Methods: Latanoprost 0.005% was topically applied once daily without masking for 6 months in 223 patients with elevated intraocular pressure after previous treatment with latanoprost once daily or 0.5% timolol twice daily for 6 months in a multicenter, randomized, double-masked, parallel group study.
Results: Compared with baseline values before treatment, a significant (P < .0001) diurnal reduction in intraocular pressure of 6 to 8 mm Hg was maintained with minimal fluctuation for the duration of treatment. When treatment was switched from timolol to latanoprost, intraocular pressure was reduced by 1.5 +/- 0.3 mm Hg (mean +/- SEM; 8% change in intraocular pressure; 31% of the intraocular pressure reduction produced by timolol; P < .001) compared with the change in intraocular pressure in patients remaining on latanoprost therapy. Of the patients initially enrolled, 95% successfully completed treatment. There was a slight overall increase in conjunctival hyperemia in patients who switched from timolol to latanoprost, but no change in those who continued latanoprost. The timolol-induced reduction of resting heart rate returned to baseline levels after switching to latanoprost.

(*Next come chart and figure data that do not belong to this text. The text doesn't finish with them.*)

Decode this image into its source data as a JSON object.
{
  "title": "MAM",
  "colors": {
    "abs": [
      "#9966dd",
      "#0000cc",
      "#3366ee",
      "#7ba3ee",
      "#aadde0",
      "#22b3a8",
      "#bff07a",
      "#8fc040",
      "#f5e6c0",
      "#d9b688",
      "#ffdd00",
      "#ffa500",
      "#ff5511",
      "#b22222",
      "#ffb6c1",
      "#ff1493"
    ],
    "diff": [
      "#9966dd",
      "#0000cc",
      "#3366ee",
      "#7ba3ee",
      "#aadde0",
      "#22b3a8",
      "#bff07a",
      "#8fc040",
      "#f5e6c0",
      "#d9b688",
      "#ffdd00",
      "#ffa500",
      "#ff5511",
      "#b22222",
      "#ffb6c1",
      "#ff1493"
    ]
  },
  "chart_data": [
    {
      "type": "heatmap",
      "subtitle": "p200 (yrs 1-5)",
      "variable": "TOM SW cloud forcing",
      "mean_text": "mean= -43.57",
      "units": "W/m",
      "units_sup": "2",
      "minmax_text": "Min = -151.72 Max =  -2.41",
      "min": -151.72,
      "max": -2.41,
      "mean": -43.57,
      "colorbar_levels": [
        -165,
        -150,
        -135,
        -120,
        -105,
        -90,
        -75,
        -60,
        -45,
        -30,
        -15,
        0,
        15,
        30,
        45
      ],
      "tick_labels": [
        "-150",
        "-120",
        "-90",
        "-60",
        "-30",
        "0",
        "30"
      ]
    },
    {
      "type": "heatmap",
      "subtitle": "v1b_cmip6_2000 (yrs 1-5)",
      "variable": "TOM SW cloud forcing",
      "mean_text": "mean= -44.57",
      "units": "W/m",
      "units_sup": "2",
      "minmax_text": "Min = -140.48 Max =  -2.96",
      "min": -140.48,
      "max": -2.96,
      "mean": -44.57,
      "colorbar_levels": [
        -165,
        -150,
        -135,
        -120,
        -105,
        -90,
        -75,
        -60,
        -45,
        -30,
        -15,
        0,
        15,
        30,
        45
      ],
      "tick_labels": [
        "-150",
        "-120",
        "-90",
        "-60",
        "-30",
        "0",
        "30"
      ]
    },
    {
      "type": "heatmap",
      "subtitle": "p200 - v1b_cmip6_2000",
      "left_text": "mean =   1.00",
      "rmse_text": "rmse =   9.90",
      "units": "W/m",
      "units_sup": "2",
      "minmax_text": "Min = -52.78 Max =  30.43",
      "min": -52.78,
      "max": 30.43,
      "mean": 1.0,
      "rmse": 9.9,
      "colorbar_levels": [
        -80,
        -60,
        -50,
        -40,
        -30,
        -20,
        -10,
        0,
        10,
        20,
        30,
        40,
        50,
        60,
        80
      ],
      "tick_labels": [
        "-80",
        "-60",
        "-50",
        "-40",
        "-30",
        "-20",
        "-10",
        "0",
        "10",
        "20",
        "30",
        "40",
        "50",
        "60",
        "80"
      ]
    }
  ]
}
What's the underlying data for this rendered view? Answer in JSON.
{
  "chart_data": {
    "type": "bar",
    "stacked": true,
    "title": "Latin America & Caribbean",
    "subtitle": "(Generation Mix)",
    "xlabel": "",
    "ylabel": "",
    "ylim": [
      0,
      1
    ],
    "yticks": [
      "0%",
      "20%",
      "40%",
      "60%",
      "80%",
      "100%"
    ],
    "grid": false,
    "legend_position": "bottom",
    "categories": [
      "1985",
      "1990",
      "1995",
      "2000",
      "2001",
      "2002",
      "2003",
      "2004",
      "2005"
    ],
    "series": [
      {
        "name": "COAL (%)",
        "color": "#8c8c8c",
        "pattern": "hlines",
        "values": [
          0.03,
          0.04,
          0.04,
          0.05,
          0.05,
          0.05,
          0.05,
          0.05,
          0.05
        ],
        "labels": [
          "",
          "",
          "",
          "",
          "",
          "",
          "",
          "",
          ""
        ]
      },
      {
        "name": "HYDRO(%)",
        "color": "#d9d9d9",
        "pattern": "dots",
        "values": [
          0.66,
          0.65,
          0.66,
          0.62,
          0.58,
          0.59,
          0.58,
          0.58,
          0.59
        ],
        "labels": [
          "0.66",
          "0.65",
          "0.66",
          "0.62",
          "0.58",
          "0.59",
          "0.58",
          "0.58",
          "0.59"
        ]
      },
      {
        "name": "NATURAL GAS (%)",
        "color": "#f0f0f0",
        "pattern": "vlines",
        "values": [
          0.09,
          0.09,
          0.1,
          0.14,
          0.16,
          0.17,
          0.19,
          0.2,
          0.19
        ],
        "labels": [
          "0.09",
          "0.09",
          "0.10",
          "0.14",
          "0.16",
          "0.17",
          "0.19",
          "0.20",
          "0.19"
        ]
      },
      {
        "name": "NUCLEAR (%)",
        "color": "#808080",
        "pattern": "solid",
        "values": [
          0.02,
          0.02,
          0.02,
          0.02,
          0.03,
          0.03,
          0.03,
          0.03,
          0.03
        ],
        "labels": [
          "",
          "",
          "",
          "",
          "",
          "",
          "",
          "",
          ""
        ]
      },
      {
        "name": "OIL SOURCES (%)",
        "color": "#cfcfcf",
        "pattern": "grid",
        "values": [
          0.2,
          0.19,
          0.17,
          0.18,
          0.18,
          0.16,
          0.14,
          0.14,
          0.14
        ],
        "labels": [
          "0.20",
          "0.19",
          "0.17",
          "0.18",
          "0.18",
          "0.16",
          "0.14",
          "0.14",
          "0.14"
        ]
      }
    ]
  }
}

Of the 247 patients treated with latanoprost during the masked and/or open-label studies, 12 (5%) demonstrated a definite (n = 4) or possible (n = 8) increase in iris pigmentation.
Conclusions: Latanoprost is a well-tolerated ocular hypotensive agent that appears to be more effective than timolol in reducing intraocular pressure. The increase in iris pigmentation appears to be harmless but requires further investigation.